Au bout du fil, une voix répondait aux appels – la fiction rejoignant la réalité - il s’agissait d’une comédienne ayant inspiré l’histoire du film. Au bout du compte, ce mini-dispositif ludique a également permis d’aider une dizaine de personnes sans-abri à trouver un dispositif d’urgence. Plus qu’une campagne marketing réussie, on a ici le parfait exemple d’une sensibilisation totalement en phase avec le message porté par le film.
La communauté remplace la cible
Pour Michel Reilhac, on assiste aujourd’hui à un changement de point de vue sur le public : dans le transmedia en effet, il ne s’agit pas tant de considérer le public comme une cible ou une masse indifférenciée de X spectateurs, mais dorénavant comme une communauté de participants unis par des affinités de goûts. Ce changement de paradigme se base donc sur la construction de communautés autour d’œuvres, d’auteurs ou de labels identifiés – communautés ainsi plus pérennes que chaque film en soi.
Deux exemples très récents viennent étayer ces propos : celui du film de science-fiction dystopique Iron Sky, présenté en février à la Berlinale, basé sur un concept loufoque et mais efficace : et si les Nazis s’était réfugiés sur la face cachée de la lune après leur débâcle de 45 ?
Si cette histoire digne d’une série Z a déjà fait le tour du web, c’est parce qu’elle a battu le record de crowdfunding pour une œuvre de cinéma : plus de 800 000 € ont en effet été récoltés grâce au soutien des internautes via un système de rewarding participatif très élaboré réuni sur la plateforme contributive Wreckamovie créée à cette occasion par l’équipe du film.. La récolte de cette somme a été rendue possible grâce au premier film réalisé par la même équipe : Star Wreck, parodie de Star Trek devenue culte.
Le crowdfunding semble décidément très en vogue pour financer des projets hors des circuits traditionnels, comme en témoigne tout récemment le documentaire transmedia Moneyocracy sur Kickstarter ou encore les projets étudiants de Transmedia Immersive University sur touscoprod, tout en rassemblant et fidélisant une communauté sur le long terme.
Ainsi, Faire l’amour, le prochain film du réalisateur Djinn Carrénard après le percutant Donoma, est actuellement coproduit par ARTE Cinéma en se basant sur la même communauté, construite patiemment autour de l’aventure du premier film « à 150 euros » et de son guérilla tour.
Projets à venir
Après ce rapide tour d’horizon du cinéma participatif, Michel Reilhac nous met l’eau à la bouche en évoquant le travail de Fourth Wall Studios, société californienne qui a ainsi levé 15 millions de dollars il y a un an pour développer huit projets transmedia natifs, et qui compte financer la production de ces projets avec un accès à un fonds privé de 200 millions de $. Parmi eux, l’alléchant projet Cathedral, dont la mise en ligne est prévue fin 2012 mais dont le trailer fait d’ores et déjà sensation.

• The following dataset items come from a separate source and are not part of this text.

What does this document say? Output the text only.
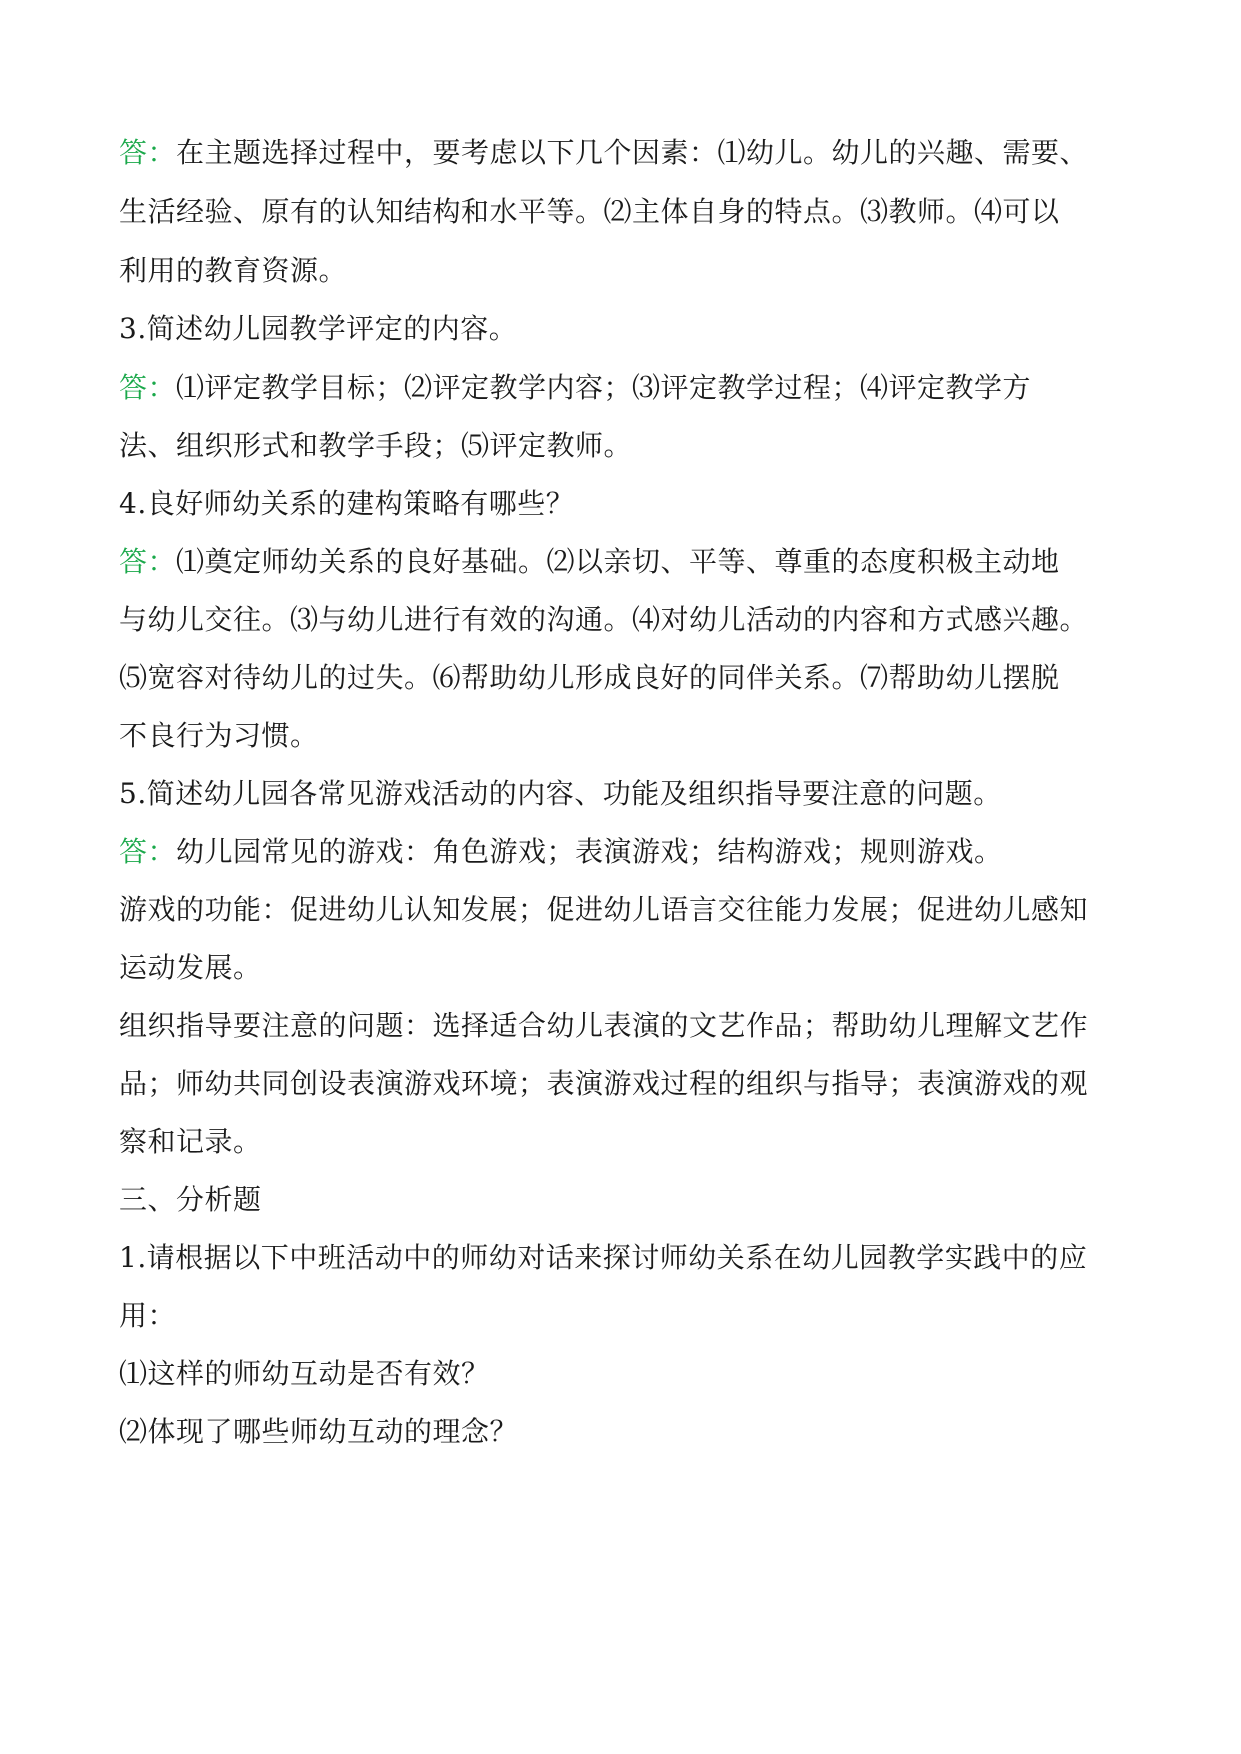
答：在主题选择过程中，要考虑以下几个因素：⑴幼儿。幼儿的兴趣、需要、
生活经验、原有的认知结构和水平等。⑵主体自身的特点。⑶教师。⑷可以
利用的教育资源。
3.简述幼儿园教学评定的内容。
答：⑴评定教学目标；⑵评定教学内容；⑶评定教学过程；⑷评定教学方
法、组织形式和教学手段；⑸评定教师。
4.良好师幼关系的建构策略有哪些？
答：⑴奠定师幼关系的良好基础。⑵以亲切、平等、尊重的态度积极主动地
与幼儿交往。⑶与幼儿进行有效的沟通。⑷对幼儿活动的内容和方式感兴趣。
⑸宽容对待幼儿的过失。⑹帮助幼儿形成良好的同伴关系。⑺帮助幼儿摆脱
不良行为习惯。
5.简述幼儿园各常见游戏活动的内容、功能及组织指导要注意的问题。
答：幼儿园常见的游戏：角色游戏；表演游戏；结构游戏；规则游戏。
游戏的功能：促进幼儿认知发展；促进幼儿语言交往能力发展；促进幼儿感知
运动发展。
组织指导要注意的问题：选择适合幼儿表演的文艺作品；帮助幼儿理解文艺作
品；师幼共同创设表演游戏环境；表演游戏过程的组织与指导；表演游戏的观
察和记录。
三、分析题
1.请根据以下中班活动中的师幼对话来探讨师幼关系在幼儿园教学实践中的应
用：
⑴这样的师幼互动是否有效？
⑵体现了哪些师幼互动的理念？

Autre projet transmédiatiquement fou sur les rails, dont Michel Reilhac nous parle avec passion, vient de Russie.
Tourné dans un ancien centre nautique de l’époque stalinienne en Ukraine, le projet de film « traditionnel » existe déjà depuis quatre ans. Lorsque le budget initial a été dépassé, la production a décidé d’ajouter une dimension transmedia au scénario original, afin de trouver de nouvelles sources de financement. C’est désormais chose faite puisqu’un investisseur privé a placé 6 millions d’euros dans le projet à condition de récupérer l’intégralité des bénéfices du parc d’attractions lié à l’univers du film, qui sera ouvert sur les lieux mêmes du tournage. Outre le parc, une série télévisée est envisagée autour du film pour mettre à profit les 450 heures de rushes accumulées lors de ce tournage marathon. La sortie de ce projet mastodonte, mais dont on ne connait encore que peu de détails, est prévue pour mi 2013 et il semblerait qu’ARTE Cinéma s’y implique, d’une manière ou d’une autre.
Au-delà de ces exemples transnationaux, ARTE coproduit actuellement Rosa, premier long-métrage français nativement transmedia réalisé par Lucile Chaufour (Violent days).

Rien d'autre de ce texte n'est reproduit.